Ларионову теперь казалось безумием не проверить данные о ней; но более всего казалось невозможным не узнать ее. Только в актовом зале, когда она пела, он вдруг почувствовал знакомую волну, накрывшую его воспоминанием о Вере, и он похолодел, открыв для себя необыкновенное сходство этих двух женщин. Как мог он сразу не понять?! Ведь на свете не могло быть других таких глаз… Ларионов горько усмехнулся от того, каким он был болваном, чей ум был отравлен эгоизмом, самодовольством и ложными целями.
Он отложил зеркало на тумбу и вздохнул. «И все же, – промелькнуло у него в голове, – она нашлась! Она рядом!» И от этих мыслей в сердце его вдруг растеклась радость. Он понимал, что был глупцом, радуясь. Вера теперь, особенно теперь, будет питать к нему жалость, смешанную с отвращением, но его это уже не заботило. Он хотел видеть ее! Ничего не изменилось. Он, как и прежде, хотел ее, но только теперь желание видеть ее счастливой заглушало все другие желания. Это случилось с ним уже давно, но он просто не понимал, как хотел ее счастья. Он чувствовал, что в его влечении к ней всегда было что-то большее, чем просто плотское желание самца завладеть намеченной женщиной. Ему всегда хотелось нравиться ей; хотелось чувствовать ответное тепло; хотелось заботиться о ней и оберегать, как единственное истинное сокровище в этой гнилой куче его опыта и судьбы.
Необходимо было поскорее выбраться из больницы. Ларионов пробовал встать. Боль была нестерпимой, шею охватывала судорога.
Вскоре показался доктор Пруст и застал Ларионова в странном возбужденном состоянии.
– Доктор, – Ларионов выглядел озабоченным, но благодушным. – Когда мне можно будет вернуться в лагпункт?
Пруст думал, что Ларионов станет расспрашивать его о своем ожоге, но его, казалось, это совершенно не заботило.
– Не раньше чем через месяц, – ответил Пруст.
– Это слишком долго, – возразил Ларионов.
– Но помилуйте, Григорий Александрович, – сказал Пруст серьезно, – вы еще не поправились. Зачем вы старались встать? Смотрите, на шее опять засочилось! Что стряслось? Отчего вам приспичило быть в лагере?
Ларионов о чем-то лихорадочно думал.
– Скоро снег сойдет, – произнес он задумчиво.

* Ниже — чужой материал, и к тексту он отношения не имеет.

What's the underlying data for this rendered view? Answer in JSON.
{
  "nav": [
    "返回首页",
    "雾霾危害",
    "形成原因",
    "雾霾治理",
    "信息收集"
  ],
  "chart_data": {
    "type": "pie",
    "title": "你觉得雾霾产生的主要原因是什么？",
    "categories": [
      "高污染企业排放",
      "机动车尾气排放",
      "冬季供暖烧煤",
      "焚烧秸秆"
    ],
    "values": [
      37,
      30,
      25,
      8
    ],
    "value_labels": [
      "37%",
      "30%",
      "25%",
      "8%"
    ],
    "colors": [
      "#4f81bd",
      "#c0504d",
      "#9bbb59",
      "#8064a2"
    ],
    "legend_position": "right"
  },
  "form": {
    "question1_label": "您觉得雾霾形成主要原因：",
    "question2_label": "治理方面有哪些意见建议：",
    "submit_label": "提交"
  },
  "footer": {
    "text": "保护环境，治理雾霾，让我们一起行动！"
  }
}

Пруст кинул на него тревожный взгляд.
– Вам надо остыть! Вы возбуждены. Вы ничего не хотите сказать мне касательно вашей внешности? – спросил он наконец.
Ларионов глядел на Пруста с грустью в глазах, которая, казалось, поселилась там навсегда.
– А что же говорить? – усмехнулся он. – Это достаточно омерзительно. Но мне уже все равно.
– Отчего же все равно? – улыбнулся Пруст сочувственно.
Ларионов проглотил комок и отвернулся в сторону окна.
– Не знаю, – тихо ответил он. – Теперь меня заботит нечто поважнее моего лица.
Пруст потер подбородок.
– М-да, – произнес он по-врачебному многозначительно. – Мне кажется, вы ошибаетесь относительно того, как вас могут воспринимать окружающие. У каждого есть причины скрывать свои чувства. Они есть у вас, они могут быть и у другого человека. Вот что, Григорий Александрович! Ежели вам стало лучше, не желаете ли вы увидеться с кем-то помимо Федосьи и Кузьмича?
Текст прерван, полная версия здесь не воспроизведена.